We appreciate the points raised by Drs. Haeberle and Kiefer and offer the following responses.
First, Drs. Haeberle and Kiefer state that the concentration of thiopental used in our study would be “much higher than plasma concentrations noted during clinical practice or in other models presenting inhibitory effects of thiopental on IFN-γ production.” However, in addition to the study cited by them, much higher plasma concentrations of thiopental have been reported to occur in patients during long-term administration of thiopental for the treatment of intracranial hypertension—concentrations that are comparable to those used in the present study. 1Moreover, as already pointed out in detail within the article, tissue concentrations of thiopental in organs that play a central role in the development of nosocomial infections may be even 3 to 10 times higher than the plasma concentrations. 2
Second, Drs. Haeberle and Kiefer note, “inhibition of NF-κB activation may not reflect general immune suppression.” However, we neither conclude nor state this. In our article, we wrote that our results “may provide a molecular mechanism for some of the immunosuppressing effects associated with thiopental treatment.” Nuclear factor κB (NF-κB) plays a crucial role in the control of the activation, proliferation, and differentiation of neutrophils, macrophages, and T and B lymphocytes. 3Therefore, the reduced function of immune cells “would be consistent with an inhibition of NF-κB by thiopental.”
Third, the authors suggest, “it would be helpful to give some more information beyond that provided by the authors in their statement that ‘other transcription factors may be involved.’” In view of the large amount of data included within our article, communicating additional results about the effect of barbiturates on other transcription factors was far beyond the scope of the paper. However, we do have evidence that thiopental may also inhibit the nuclear factor of activated T cells in human T lymphocytes. These findings were presented at the 10th Meeting of the European Society of Anesthesiologists (2002) in Nice, France. 4
Fourth, Drs. Haeberle and Kiefer state, “cytokine expression is regulated in a cell-type and stimuli-specific manner.” We fully agree with this statement. To briefly recapitulate, we examined the effects of anesthetics in T lymphocytes on the tumor necrosis factor–dependent activation of NF-κB, as well as the cytokine expression induced by phorbol-12-myristate-13-acetate (125 ng/ml) in mononuclear cells. Therefore, the cited study 5is not comparable because cytokine expression in mononuclear cells was induced by lipopolysaccharide. Likewise, in this study, the effects of thiopental were investigated at concentrations of less than 200 μg/ml, whereas we used 400-μg/ml thiopental. At this lower concentration, Takaono et al. 5did not note a significant effect; however, a trend toward inhibition could be observed.

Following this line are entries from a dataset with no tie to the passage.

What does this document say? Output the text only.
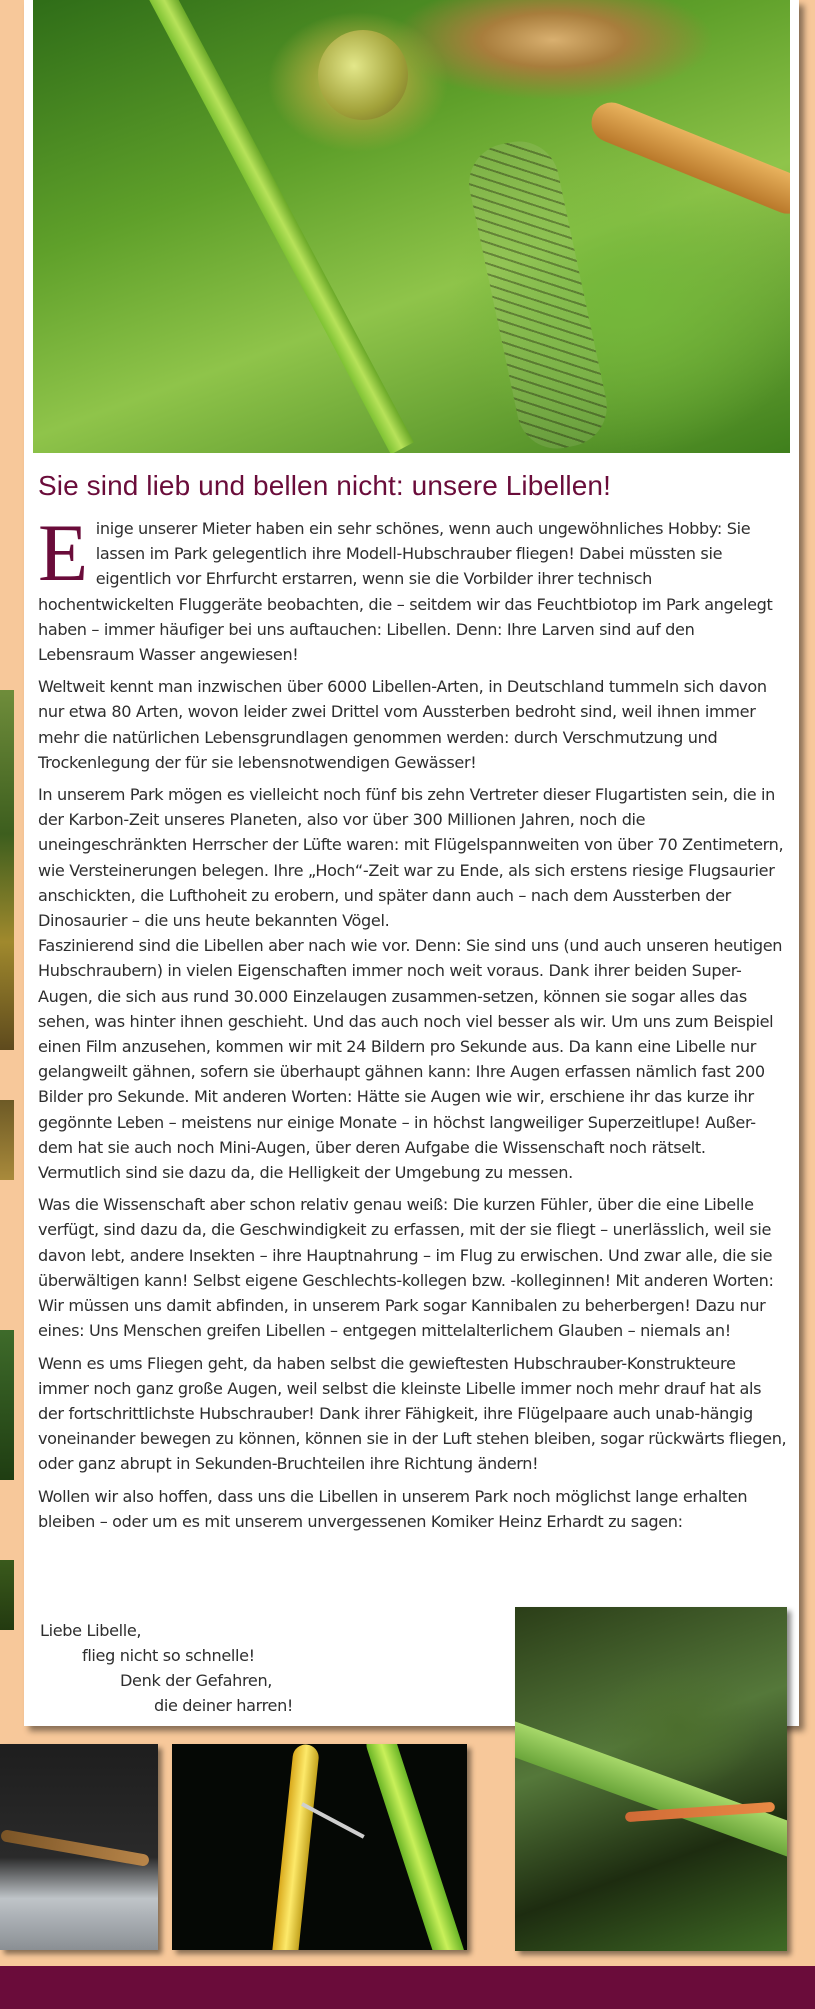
Sie sind lieb und bellen nicht: unsere Libellen!

Einige unserer Mieter haben ein sehr schönes, wenn auch ungewöhnliches Hobby: Sie lassen im Park gelegentlich ihre Modell-Hubschrauber fliegen! Dabei müssten sie eigentlich vor Ehrfurcht erstarren, wenn sie die Vorbilder ihrer technisch hochentwickelten Fluggeräte beobachten, die – seitdem wir das Feuchtbiotop im Park angelegt haben – immer häufiger bei uns auftauchen: Libellen. Denn: Ihre Larven sind auf den Lebensraum Wasser angewiesen!

Weltweit kennt man inzwischen über 6000 Libellen-Arten, in Deutschland tummeln sich davon nur etwa 80 Arten, wovon leider zwei Drittel vom Aussterben bedroht sind, weil ihnen immer mehr die natürlichen Lebensgrundlagen genommen werden: durch Verschmutzung und Trockenlegung der für sie lebensnotwendigen Gewässer!

In unserem Park mögen es vielleicht noch fünf bis zehn Vertreter dieser Flugartisten sein, die in der Karbon-Zeit unseres Planeten, also vor über 300 Millionen Jahren, noch die uneingeschränkten Herrscher der Lüfte waren: mit Flügelspannweiten von über 70 Zentimetern, wie Versteinerungen belegen. Ihre „Hoch“-Zeit war zu Ende, als sich erstens riesige Flugsaurier anschickten, die Lufthoheit zu erobern, und später dann auch – nach dem Aussterben der Dinosaurier – die uns heute bekannten Vögel.

Faszinierend sind die Libellen aber nach wie vor. Denn: Sie sind uns (und auch unseren heutigen Hubschraubern) in vielen Eigenschaften immer noch weit voraus. Dank ihrer beiden Super-Augen, die sich aus rund 30.000 Einzelaugen zusammen-setzen, können sie sogar alles das sehen, was hinter ihnen geschieht. Und das auch noch viel besser als wir. Um uns zum Beispiel einen Film anzusehen, kommen wir mit 24 Bildern pro Sekunde aus. Da kann eine Libelle nur gelangweilt gähnen, sofern sie überhaupt gähnen kann: Ihre Augen erfassen nämlich fast 200 Bilder pro Sekunde. Mit anderen Worten: Hätte sie Augen wie wir, erschiene ihr das kurze ihr gegönnte Leben – meistens nur einige Monate – in höchst langweiliger Superzeitlupe! Außer-dem hat sie auch noch Mini-Augen, über deren Aufgabe die Wissenschaft noch rätselt. Vermutlich sind sie dazu da, die Helligkeit der Umgebung zu messen.

Was die Wissenschaft aber schon relativ genau weiß: Die kurzen Fühler, über die eine Libelle verfügt, sind dazu da, die Geschwindigkeit zu erfassen, mit der sie fliegt – unerlässlich, weil sie davon lebt, andere Insekten – ihre Hauptnahrung – im Flug zu erwischen. Und zwar alle, die sie überwältigen kann! Selbst eigene Geschlechts-kollegen bzw. -kolleginnen! Mit anderen Worten: Wir müssen uns damit abfinden, in unserem Park sogar Kannibalen zu beherbergen! Dazu nur eines: Uns Menschen greifen Libellen – entgegen mittelalterlichem Glauben – niemals an!

Wenn es ums Fliegen geht, da haben selbst die gewieftesten Hubschrauber-Konstrukteure immer noch ganz große Augen, weil selbst die kleinste Libelle immer noch mehr drauf hat als der fortschrittlichste Hubschrauber! Dank ihrer Fähigkeit, ihre Flügelpaare auch unab-hängig voneinander bewegen zu können, können sie in der Luft stehen bleiben, sogar rückwärts fliegen, oder ganz abrupt in Sekunden-Bruchteilen ihre Richtung ändern!

Wollen wir also hoffen, dass uns die Libellen in unserem Park noch möglichst lange erhalten bleiben – oder um es mit unserem unvergessenen Komiker Heinz Erhardt zu sagen:

Liebe Libelle,
flieg nicht so schnelle!
Denk der Gefahren,
die deiner harren!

Later in their letter, Haeberle and Kiefer state that “ketamine decreases cytokine production…and suppresses endotoxin-induced NF-κB activation.” These studies used whole blood, 6a human glioma cell line, or extracts of mice brain. 7Kawasaki et al. 6observed the inhibition of tumor necrosis factor–induced interleukin 6 and interleukin 8 production by ketamine at concentrations higher than 100 μg/ml. In contrast, we used 60 μg/ml or less ketamine in our study. Sakai et al. , 7while observing an inhibition of lipopolysaccharide-induced NF-κB activation at 30 μg/ml, used a glioma cell line and brain extracts in these experiments. Therefore, we believe that the comparability of these studies with ours is impaired because of the different experimental settings and the fact that cytokine expression is, indeed, “regulated in a cell-type and stimuli-specific manner.”